FILED UNDER: Intelligence, Law and the Courts, National Security, US Politics, ,
Doug Mataconis
About Doug Mataconis
Doug Mataconis held a B.A. in Political Science from Rutgers University and J.D. from George Mason University School of Law. He joined the staff of OTB in May 2010 and contributed a staggering 16,483 posts before his retirement in January 2020. He passed far too young in July 2021.


  1. al-Ameda says:

    This is good news, and I hope they continue to press the issues with Congress too. We need to have a discussion on this. Perhaps this sounds naïve but, I do not see this as a partisan issue. It’s time to consider the scope and reach of the national security state.

  2. Ben Wolf says:

    I’m not optimistic on this one. The current Supreme Court has heavily favored the government’s wishes when it comes to claimed issues relating to national security and I don’t see the conservative wing changing its mind.

  3. edmondo says:

    @Ben Wolf:

    It’s not just the “conservative wing” that will rule against this one. The whole reason Elena Kagen was selected to sit on the court was her deference to the rights of the Executive Branch. This is the quid pro quo. She will do what she was put there to do.

  4. HarvardLaw92 says:

    I don’t see them agreeing to get anywhere near the merits in this.

  5. OzarkHillbilly says:

    Not holding my breath.

  6. stonetools says:


    Agreed.
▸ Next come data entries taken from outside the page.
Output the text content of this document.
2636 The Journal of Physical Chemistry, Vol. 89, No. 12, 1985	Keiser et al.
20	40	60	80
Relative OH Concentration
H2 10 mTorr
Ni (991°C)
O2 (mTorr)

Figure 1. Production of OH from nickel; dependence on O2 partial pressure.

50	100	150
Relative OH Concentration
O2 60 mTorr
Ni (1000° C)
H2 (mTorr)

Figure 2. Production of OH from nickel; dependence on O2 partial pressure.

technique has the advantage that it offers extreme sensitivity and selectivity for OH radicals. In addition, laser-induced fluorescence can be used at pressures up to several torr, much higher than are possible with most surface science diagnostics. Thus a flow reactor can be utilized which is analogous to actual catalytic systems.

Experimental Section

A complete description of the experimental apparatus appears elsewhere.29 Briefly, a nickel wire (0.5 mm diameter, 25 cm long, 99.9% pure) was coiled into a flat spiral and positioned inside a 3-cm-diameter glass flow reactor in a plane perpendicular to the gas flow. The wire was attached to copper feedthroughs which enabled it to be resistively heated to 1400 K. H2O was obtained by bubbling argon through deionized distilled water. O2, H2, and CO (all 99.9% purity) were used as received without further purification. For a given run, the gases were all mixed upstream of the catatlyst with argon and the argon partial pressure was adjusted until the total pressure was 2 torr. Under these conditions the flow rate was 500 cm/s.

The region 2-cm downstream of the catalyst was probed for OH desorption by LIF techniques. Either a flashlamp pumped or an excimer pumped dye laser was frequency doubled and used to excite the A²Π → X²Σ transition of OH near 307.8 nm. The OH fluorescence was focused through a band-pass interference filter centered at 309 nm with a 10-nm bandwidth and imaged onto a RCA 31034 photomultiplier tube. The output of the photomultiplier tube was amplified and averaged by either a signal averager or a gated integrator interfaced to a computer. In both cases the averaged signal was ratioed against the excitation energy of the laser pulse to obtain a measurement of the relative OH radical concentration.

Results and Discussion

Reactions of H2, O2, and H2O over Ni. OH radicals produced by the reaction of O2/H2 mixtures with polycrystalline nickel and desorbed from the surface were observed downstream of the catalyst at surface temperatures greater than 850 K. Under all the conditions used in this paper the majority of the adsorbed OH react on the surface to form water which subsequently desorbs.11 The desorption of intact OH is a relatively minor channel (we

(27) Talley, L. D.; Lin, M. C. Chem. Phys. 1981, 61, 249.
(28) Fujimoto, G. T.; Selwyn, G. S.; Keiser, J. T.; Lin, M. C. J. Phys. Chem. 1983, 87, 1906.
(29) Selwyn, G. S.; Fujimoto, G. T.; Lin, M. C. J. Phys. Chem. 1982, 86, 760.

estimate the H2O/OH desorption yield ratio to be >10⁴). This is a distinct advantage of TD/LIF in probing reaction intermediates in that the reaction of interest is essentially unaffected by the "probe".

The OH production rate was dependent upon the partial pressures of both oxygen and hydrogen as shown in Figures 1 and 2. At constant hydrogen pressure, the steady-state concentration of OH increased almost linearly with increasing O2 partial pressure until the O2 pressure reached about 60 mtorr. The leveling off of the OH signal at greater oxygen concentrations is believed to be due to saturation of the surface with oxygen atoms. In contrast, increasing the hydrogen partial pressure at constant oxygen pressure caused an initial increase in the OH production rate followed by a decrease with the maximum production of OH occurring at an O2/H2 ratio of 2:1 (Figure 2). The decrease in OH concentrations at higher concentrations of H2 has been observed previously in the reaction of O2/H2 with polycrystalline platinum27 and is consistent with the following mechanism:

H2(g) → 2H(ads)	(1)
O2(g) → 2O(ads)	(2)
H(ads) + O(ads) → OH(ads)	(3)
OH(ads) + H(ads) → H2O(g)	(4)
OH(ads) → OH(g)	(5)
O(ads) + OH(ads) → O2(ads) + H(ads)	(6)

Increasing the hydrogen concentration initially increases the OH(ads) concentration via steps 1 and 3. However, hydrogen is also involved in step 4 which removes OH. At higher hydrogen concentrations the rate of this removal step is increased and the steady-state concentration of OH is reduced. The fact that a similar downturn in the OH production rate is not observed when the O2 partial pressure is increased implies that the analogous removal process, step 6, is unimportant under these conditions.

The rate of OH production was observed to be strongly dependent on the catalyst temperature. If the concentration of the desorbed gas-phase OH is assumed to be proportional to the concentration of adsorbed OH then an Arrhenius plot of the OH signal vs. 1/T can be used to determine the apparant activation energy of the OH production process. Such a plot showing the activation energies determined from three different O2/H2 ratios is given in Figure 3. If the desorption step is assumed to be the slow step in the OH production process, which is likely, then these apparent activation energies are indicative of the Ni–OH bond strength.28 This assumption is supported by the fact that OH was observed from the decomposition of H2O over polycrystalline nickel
A problem is that a lot of non-lawyers don’t grasp the concept of standing and think that the courts are just there to resolve pressing legal issues. Actually, the courts are there to resolve claims of harm. If no party is harmed, then there is no legal claim before the court, and the lawsuit will be dismissed.
    This is where Michael Reynolds’ perennial question becomes relevant, as well as the civil libertarians here inability to answer it. The NSA can gather any amount of phone metadata it wants, for what ever purposes it wants, but since no one has a reasonable expectation of privacy in the data, there is no justiciable claim for the courts to decide. It’s an issue for Congress, and Congress thinks this is OK. And around and around it goes.